Adrian Oliver Memorial Run goes virtual for 2020
Race open to civilians as well as first responders across Canada and worldwide
The eighth Adrian Oliver Memorial Run, honouring the memory of RCMP Const. Adrian Oliver who was killed in the line of duty in 2012, is going virtual this year.
The annual five-kilometre race is also held in support of Honour House, a home away from home and place of recovery for emergency services personnel, Canadian Armed Forces, veterans, and their families.
Historically, the run has been held in Deer Lake Park in Burnaby, B.C. However, due to COVID-19 restrictions, organizers have opted to move the event online.
In November 2012, after Const. Adrian Oliver, a member of the Royal Canadian Mounted Police, was killed in the line of duty in Surrey, B.C., Honour House opened its doors to the Oliver family who travelled to the Vancouver area from across Canada.

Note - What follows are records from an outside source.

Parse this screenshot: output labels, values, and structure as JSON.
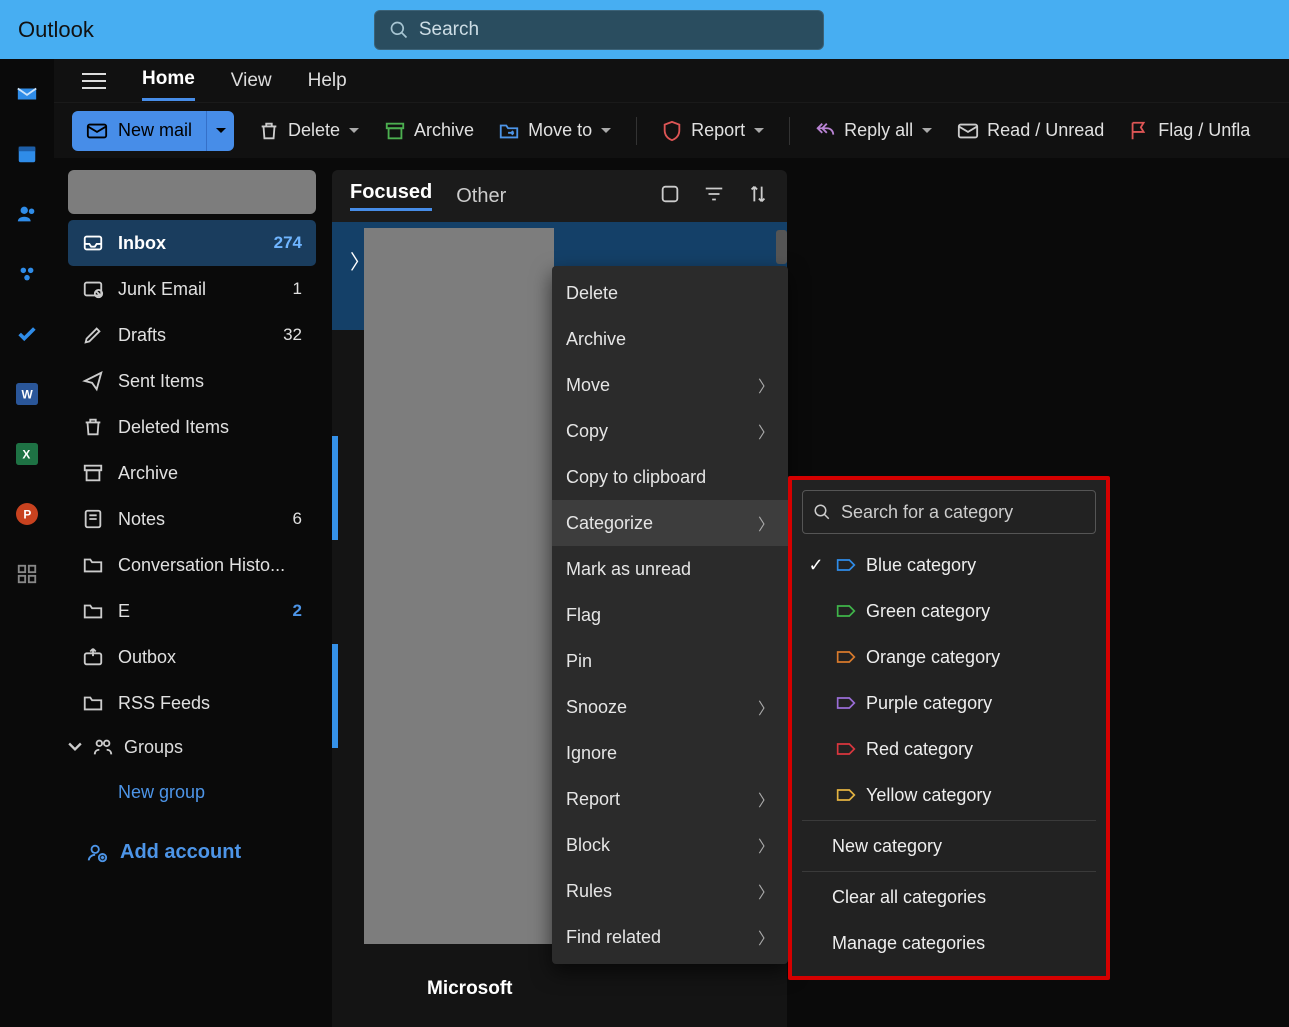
{
  "titlebar": {
    "app": "Outlook",
    "search_placeholder": "Search"
  },
  "maintabs": {
    "home": "Home",
    "view": "View",
    "help": "Help"
  },
  "toolbar": {
    "newmail": "New mail",
    "delete": "Delete",
    "archive": "Archive",
    "moveto": "Move to",
    "report": "Report",
    "replyall": "Reply all",
    "readunread": "Read / Unread",
    "flag": "Flag / Unfla"
  },
  "folders": {
    "inbox": {
      "label": "Inbox",
      "count": "274"
    },
    "junk": {
      "label": "Junk Email",
      "count": "1"
    },
    "drafts": {
      "label": "Drafts",
      "count": "32"
    },
    "sent": {
      "label": "Sent Items"
    },
    "deleted": {
      "label": "Deleted Items"
    },
    "archive": {
      "label": "Archive"
    },
    "notes": {
      "label": "Notes",
      "count": "6"
    },
    "conv": {
      "label": "Conversation Histo..."
    },
    "e": {
      "label": "E",
      "count": "2"
    },
    "outbox": {
      "label": "Outbox"
    },
    "rss": {
      "label": "RSS Feeds"
    },
    "groups": "Groups",
    "newgroup": "New group",
    "addaccount": "Add account"
  },
  "msghdr": {
    "focused": "Focused",
    "other": "Other"
  },
  "msglist": {
    "microsoft": "Microsoft"
  },
  "ctx": {
    "delete": "Delete",
    "archive": "Archive",
    "move": "Move",
    "copy": "Copy",
    "copy_clipboard": "Copy to clipboard",
    "categorize": "Categorize",
    "mark_unread": "Mark as unread",
    "flag": "Flag",
    "pin": "Pin",
    "snooze": "Snooze",
    "ignore": "Ignore",
    "report": "Report",
    "block": "Block",
    "rules": "Rules",
    "find_related": "Find related"
  },
  "cat": {
    "search": "Search for a category",
    "blue": "Blue category",
    "green": "Green category",
    "orange": "Orange category",
    "purple": "Purple category",
    "red": "Red category",
    "yellow": "Yellow category",
    "new": "New category",
    "clear": "Clear all categories",
    "manage": "Manage categories"
  }
}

For the first time in its eight-year history, the race normally held in Burnaby will be open to first responders and civilian participants of all ages and fitness levels across the country. Participants can run or walk at a time and location of their choosing between Oct. 17-18.

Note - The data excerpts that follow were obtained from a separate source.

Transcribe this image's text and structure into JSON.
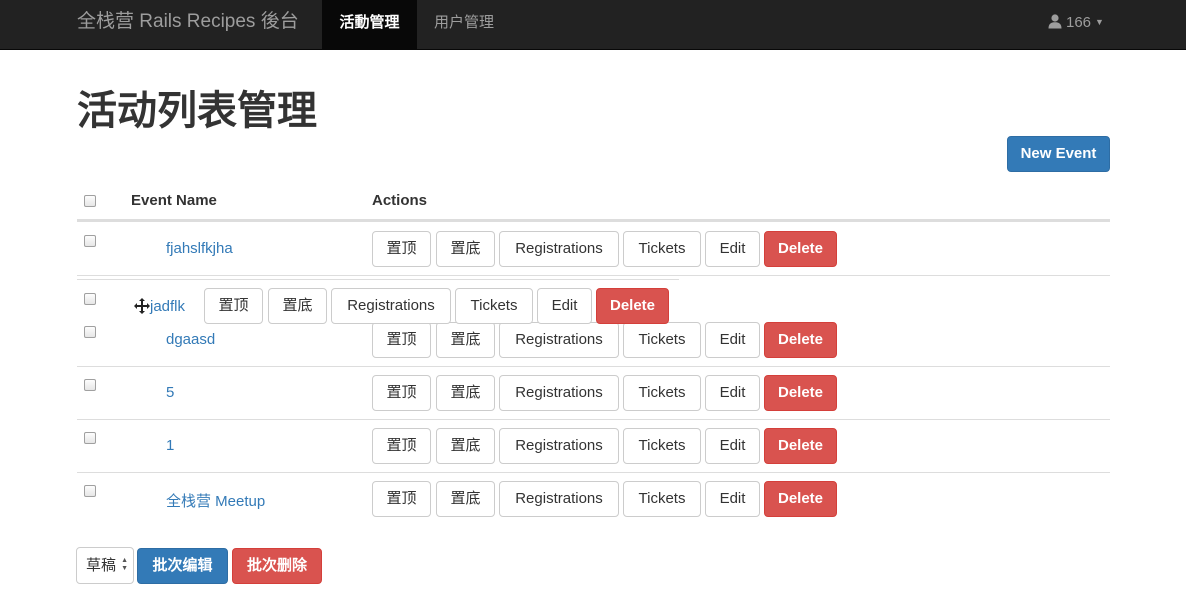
{
  "navbar": {
    "brand": "全栈营 Rails Recipes 後台",
    "items": [
      {
        "label": "活動管理",
        "active": true
      },
      {
        "label": "用户管理",
        "active": false
      }
    ],
    "user": {
      "icon": "user-icon",
      "name": "166"
    }
  },
  "page": {
    "title": "活动列表管理"
  },
  "toolbar": {
    "new_event_label": "New Event"
  },
  "table": {
    "headers": {
      "name": "Event Name",
      "actions": "Actions"
    },
    "action_labels": {
      "top": "置顶",
      "bottom": "置底",
      "registrations": "Registrations",
      "tickets": "Tickets",
      "edit": "Edit",
      "delete": "Delete"
    },
    "rows": [
      {
        "name": "fjahslfkjha"
      },
      {
        "name": "dgaasd"
      },
      {
        "name": "5"
      },
      {
        "name": "1"
      },
      {
        "name": "全栈营 Meetup"
      }
    ],
    "dragging_row": {
      "name": "jadflk",
      "icon": "move-icon"
    }
  },
  "bulk": {
    "status_select": "草稿",
    "edit_label": "批次编辑",
    "delete_label": "批次删除"
  },
  "colors": {
    "navbar_bg": "#222222",
    "primary": "#337ab7",
    "danger": "#d9534f",
    "link": "#337ab7"
  }
}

The cost of registration is $30 per person with proceeds going to Honour House, which provides its facility and services to first responders and their families free of charge.
Const. Oliver was the son of Katherine Oliver and retired Assistant Commr. Joe Oliver. His death has had a lasting impact on the lives of many first responders — RCMP colleagues and municipal police, firefighters, paramedics and in particular his twin brother Ben, who currently serving in E Division, and his younger brother Thomas, who is a firefighter in Hamilton, Ont.
To date the race has raised over $230,000 and raised awareness for the growing need to support the personal sacrifices emergency personnel make in their service.
“Our goal is to support Honour House in expanding its service to additional locations across the country to connect those who share similar experiences, traumas and sacrifices in their service. We need to do more to support our families and to share their stories,” says Katherine.
While the Oliver family is disappointed this year’s race will not be held in person, they are excited to share the Honour House fundraiser on a national platform. Through a partnership with Axon Public Safety Canada, select runners will be chosen to wear the latest police body worn cameras and livestream their runs. This livestream will be shared via Facebook.
“We may be socially isolating but now more than ever our first responder community needs to connect and support one another,” Katherine adds.